Asking for a recount if he won
A Chestertonian producer, he wrote 5,600 iterations of his syndicated column, On the Right, and produced fifty books.
Always a writer and political organizer, he dipped his toes into electoral politics in 1968 with a run for mayor of New York, famously declaring that the first thing he would do upon victory would be to “ask for a recount.”
Despite his combative qualities, “Bill,” like Chesterton, had a number of friendships with political and philosophical opponents, including Murray Kempton, John Kenneth Galbraith, Daniel Patrick Moynihan, ACLU head Ira Glasser, and even George McGovern.
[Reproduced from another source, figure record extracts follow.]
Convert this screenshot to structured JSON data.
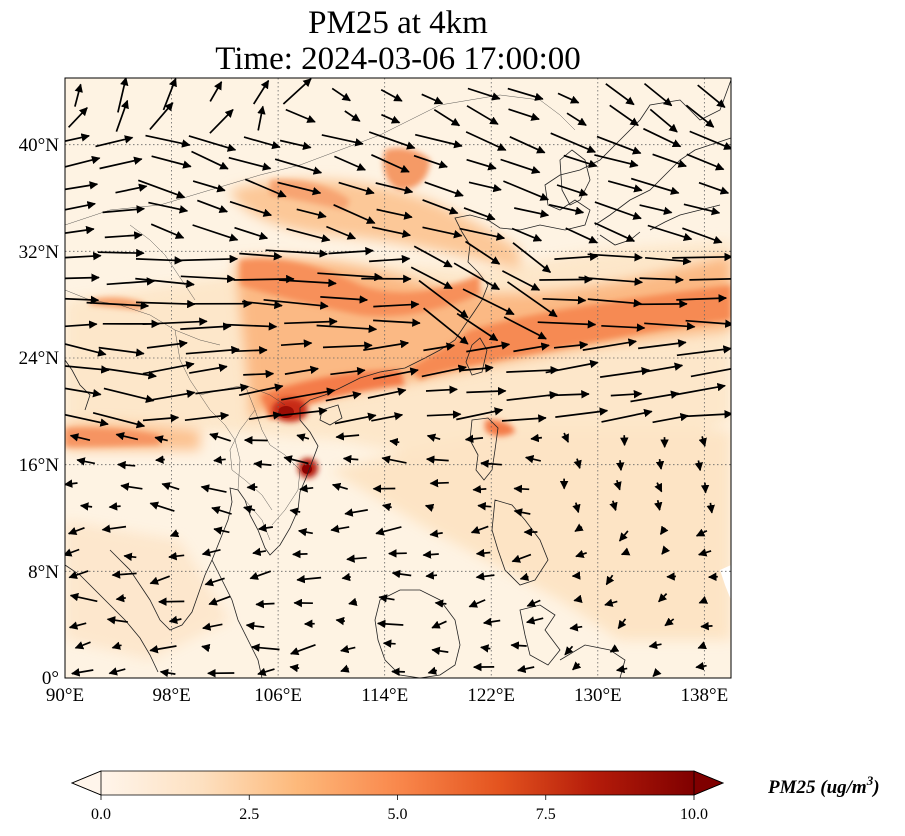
{
  "title": {
    "line1": "PM25 at 4km",
    "line2": "Time: 2024-03-06 17:00:00"
  },
  "map": {
    "lon_range": [
      90,
      140
    ],
    "lat_range": [
      0,
      45
    ],
    "lon_ticks": [
      "90°E",
      "98°E",
      "106°E",
      "114°E",
      "122°E",
      "130°E",
      "138°E"
    ],
    "lat_ticks": [
      "0°",
      "8°N",
      "16°N",
      "24°N",
      "32°N",
      "40°N"
    ],
    "gridlines": true,
    "field_colors": {
      "background": "#fef3e3",
      "light": "#fde0bd",
      "medium": "#fcb07c",
      "strong": "#f47c48",
      "dark": "#c72b16",
      "darkest": "#8b0000"
    }
  },
  "colorbar": {
    "ticks": [
      "0.0",
      "2.5",
      "5.0",
      "7.5",
      "10.0"
    ],
    "label_main": "PM25 (ug/m",
    "label_sup": "3",
    "label_end": ")",
    "colors": [
      "#fff5eb",
      "#fde0c0",
      "#fdb97b",
      "#f9884c",
      "#e4541f",
      "#b51c0a",
      "#7f0000"
    ]
  }
}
They all knew of his love for Chesterton, too.
Upon Karol Wojtyla’s election as pope in 1978, Moynihan wrote to Bill, “Did we get the man you hoped for? I hope so. He likes Chesterton.” Garry Wills, whose first book was on Chesterton, started out on the political right at National Review and then migrated leftward. After migration, he suggested that National Review was a CIA operation. To soothe Buckley’s anger, he sent Bill some Chesterton books.
A lover of the Traditional Latin Mass, Buckley died at 82. He was buried next to his wife in Sharon, Connecticut.